Entah kenangan apa yang ingin kuingat di bulan ini selain kelahiranku. Serasa hanyalah pengulangan dari tragedi september sebelumnya sebelum menjelma menjadi november yang basah. September hanyalah menyisakan kenangan tentang sebuah hari di beberapa tahun silam ketika aku dilahirkan ke bumi dengan membawa berbagai macam beban bahkan sampai sekarang, aku harus mengakui bahwa beban itu semakin berat di punggungku yang membuatku harus tertatih dalam melangkah.

Selain dari kenangan tersebut, september kali ini mengingatkanku bahwa sebulan lagi aku memasuki fase kehidupan yang baru. tentang tanggung jawab yang lebih besar lagi sementara belum ada apa-apa yang menjadi tumpuan hanya keyakinan yang memantapkan langkah untuk tetap maju menghadapi dunia.
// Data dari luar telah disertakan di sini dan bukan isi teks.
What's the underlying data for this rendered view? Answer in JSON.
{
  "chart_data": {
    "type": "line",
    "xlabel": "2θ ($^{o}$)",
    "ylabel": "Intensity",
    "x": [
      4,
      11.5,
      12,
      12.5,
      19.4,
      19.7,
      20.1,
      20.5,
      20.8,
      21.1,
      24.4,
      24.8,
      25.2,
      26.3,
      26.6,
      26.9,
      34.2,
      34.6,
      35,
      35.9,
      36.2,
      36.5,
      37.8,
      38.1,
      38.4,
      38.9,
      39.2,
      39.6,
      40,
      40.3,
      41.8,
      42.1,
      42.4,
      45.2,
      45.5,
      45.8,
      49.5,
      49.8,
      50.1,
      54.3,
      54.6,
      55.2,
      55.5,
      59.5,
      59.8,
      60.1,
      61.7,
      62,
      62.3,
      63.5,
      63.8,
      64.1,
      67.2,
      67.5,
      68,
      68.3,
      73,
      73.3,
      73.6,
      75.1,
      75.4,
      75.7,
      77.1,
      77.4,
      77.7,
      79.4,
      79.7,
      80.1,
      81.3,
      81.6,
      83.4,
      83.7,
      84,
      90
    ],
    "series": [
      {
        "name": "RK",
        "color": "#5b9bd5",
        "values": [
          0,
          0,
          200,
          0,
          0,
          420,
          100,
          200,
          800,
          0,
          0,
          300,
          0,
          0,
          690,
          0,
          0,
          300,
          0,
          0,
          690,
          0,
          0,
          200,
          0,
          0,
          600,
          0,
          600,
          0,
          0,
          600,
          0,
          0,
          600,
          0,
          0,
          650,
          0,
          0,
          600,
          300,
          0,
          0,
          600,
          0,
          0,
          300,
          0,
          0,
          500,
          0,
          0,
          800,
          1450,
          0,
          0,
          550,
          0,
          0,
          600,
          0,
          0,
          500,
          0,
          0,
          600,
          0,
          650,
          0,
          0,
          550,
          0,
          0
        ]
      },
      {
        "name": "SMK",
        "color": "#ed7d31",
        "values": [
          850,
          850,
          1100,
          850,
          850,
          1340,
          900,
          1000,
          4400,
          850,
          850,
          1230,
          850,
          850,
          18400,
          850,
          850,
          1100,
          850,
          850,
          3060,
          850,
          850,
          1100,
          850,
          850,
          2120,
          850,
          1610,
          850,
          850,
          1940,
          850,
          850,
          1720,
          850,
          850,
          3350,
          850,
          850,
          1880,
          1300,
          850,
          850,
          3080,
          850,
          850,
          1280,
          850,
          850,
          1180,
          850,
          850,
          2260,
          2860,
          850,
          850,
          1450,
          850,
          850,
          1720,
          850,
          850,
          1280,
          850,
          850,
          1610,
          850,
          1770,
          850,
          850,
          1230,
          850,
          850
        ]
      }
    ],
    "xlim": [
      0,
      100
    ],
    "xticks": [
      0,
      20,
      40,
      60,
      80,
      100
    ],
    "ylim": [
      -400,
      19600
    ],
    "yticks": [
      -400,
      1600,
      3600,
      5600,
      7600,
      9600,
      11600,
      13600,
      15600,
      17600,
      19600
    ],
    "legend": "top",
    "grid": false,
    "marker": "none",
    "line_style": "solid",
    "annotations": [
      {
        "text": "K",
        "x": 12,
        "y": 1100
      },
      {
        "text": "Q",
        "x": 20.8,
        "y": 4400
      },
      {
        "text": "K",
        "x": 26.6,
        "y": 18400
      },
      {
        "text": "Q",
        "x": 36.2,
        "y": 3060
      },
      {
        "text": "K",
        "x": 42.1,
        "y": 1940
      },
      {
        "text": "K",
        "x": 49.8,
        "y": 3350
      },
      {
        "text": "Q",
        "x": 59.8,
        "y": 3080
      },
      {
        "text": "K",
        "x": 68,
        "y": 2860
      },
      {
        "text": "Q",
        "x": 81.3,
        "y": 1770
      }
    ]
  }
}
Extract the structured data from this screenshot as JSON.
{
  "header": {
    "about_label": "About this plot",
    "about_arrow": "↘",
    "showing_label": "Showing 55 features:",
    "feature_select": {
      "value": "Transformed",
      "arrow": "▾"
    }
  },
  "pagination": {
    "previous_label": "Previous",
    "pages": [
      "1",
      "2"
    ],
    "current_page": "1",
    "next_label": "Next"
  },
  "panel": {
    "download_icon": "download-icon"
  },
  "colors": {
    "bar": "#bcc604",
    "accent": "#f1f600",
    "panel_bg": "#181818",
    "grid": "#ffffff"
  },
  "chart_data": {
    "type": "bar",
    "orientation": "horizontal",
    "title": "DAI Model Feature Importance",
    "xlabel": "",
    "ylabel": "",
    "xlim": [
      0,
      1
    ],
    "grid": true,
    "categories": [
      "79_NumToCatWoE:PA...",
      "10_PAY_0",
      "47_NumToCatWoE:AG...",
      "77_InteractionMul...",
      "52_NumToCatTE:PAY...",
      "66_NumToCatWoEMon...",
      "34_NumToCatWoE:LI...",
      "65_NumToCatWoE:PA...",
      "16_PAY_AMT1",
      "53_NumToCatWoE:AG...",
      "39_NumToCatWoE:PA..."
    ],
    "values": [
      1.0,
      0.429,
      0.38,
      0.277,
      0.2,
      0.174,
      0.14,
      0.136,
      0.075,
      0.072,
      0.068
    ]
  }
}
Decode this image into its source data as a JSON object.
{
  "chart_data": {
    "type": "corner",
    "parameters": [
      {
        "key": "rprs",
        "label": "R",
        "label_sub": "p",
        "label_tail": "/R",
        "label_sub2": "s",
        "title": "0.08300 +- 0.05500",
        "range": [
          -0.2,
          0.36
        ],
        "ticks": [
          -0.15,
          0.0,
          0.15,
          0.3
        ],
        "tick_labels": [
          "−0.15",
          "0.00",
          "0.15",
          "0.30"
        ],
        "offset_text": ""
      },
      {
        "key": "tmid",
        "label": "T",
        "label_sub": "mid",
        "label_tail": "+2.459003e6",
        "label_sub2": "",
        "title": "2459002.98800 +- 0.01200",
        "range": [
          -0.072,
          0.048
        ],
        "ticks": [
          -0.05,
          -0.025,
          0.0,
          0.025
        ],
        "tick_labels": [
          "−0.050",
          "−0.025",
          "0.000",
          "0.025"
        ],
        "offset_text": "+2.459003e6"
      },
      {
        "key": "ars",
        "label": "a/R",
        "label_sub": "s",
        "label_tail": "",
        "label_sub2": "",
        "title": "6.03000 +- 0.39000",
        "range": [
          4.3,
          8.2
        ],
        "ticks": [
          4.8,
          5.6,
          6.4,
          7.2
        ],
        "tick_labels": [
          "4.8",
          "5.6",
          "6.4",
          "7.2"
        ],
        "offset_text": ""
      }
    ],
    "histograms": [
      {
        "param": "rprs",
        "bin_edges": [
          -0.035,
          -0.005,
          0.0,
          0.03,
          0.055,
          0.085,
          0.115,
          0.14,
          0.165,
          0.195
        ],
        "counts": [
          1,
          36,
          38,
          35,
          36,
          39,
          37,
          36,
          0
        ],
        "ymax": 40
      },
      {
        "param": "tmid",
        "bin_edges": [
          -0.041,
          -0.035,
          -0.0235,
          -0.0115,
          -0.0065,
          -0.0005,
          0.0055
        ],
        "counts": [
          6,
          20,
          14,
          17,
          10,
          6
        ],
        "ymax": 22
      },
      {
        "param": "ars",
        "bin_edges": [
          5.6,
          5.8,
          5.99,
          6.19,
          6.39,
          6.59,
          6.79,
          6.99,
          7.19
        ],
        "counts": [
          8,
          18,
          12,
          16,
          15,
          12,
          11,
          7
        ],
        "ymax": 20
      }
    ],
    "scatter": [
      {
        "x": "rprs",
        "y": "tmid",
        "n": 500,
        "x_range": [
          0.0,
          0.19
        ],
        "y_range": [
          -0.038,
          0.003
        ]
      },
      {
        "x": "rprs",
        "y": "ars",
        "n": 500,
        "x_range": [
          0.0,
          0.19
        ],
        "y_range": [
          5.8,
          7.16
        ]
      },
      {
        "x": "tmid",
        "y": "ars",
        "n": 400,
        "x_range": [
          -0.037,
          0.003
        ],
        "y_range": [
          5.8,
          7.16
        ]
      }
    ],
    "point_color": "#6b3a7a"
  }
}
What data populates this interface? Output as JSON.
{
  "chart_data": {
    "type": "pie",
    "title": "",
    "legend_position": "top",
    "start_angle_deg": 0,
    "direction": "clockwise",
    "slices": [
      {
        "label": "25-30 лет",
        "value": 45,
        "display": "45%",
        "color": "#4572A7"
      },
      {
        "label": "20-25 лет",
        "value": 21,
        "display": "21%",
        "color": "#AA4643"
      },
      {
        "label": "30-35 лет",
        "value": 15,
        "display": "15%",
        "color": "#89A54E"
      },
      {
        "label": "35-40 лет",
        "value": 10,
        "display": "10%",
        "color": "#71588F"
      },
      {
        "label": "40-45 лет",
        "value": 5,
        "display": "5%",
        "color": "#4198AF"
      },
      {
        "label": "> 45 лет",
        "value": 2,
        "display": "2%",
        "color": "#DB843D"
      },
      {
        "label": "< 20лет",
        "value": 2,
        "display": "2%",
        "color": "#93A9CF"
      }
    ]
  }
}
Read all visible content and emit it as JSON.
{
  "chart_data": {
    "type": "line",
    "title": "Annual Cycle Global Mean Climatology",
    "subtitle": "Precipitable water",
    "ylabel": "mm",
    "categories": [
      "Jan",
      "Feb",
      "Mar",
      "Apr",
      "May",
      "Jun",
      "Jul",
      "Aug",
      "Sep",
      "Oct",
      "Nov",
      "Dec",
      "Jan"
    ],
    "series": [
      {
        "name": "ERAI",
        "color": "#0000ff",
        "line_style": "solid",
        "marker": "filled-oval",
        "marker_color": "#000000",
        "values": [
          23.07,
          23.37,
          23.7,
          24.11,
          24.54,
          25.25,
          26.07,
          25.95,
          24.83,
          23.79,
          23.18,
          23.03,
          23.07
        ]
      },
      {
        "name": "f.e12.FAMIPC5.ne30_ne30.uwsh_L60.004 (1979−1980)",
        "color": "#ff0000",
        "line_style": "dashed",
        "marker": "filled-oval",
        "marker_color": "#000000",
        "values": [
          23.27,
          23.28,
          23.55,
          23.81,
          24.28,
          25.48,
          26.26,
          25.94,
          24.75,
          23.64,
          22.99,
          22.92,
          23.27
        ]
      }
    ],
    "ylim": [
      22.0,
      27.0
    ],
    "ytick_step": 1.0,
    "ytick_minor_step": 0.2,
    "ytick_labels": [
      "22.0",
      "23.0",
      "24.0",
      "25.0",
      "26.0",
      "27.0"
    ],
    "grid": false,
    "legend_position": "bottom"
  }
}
Aku menggambarkan perjalanan waktu seperti garis lurus kedepan dimana setiap titik ada 12 bulan penanda bulan masehi yang sama yang akan dilalui selama masih diberi kesempatan untuk berjalan. Sebenarnya semua hanyalah pengulangan dalam hal nama namun pada dasarnya tidak ada yang berulang karena semakin berjalannya waktu maka semua semakin menua bahkan bumi ini sendiri dan pada akhirnya nanti, bumi akan tiba pada titik unjung yang membuatnya hancur dengan berbagai alasan, mungkin pertama karena bumi sudah terlalu tua, bumi sudah semakin rusak oleh tangan manusia atau bahkan memang bumi sudah ditakdirkan untuk kiamat.

September adalah permulaan dari apa yang sedang saya jalani. Berjalan mengitari setiap jejak langkah yang sudah sejauh ini saya jelajahi.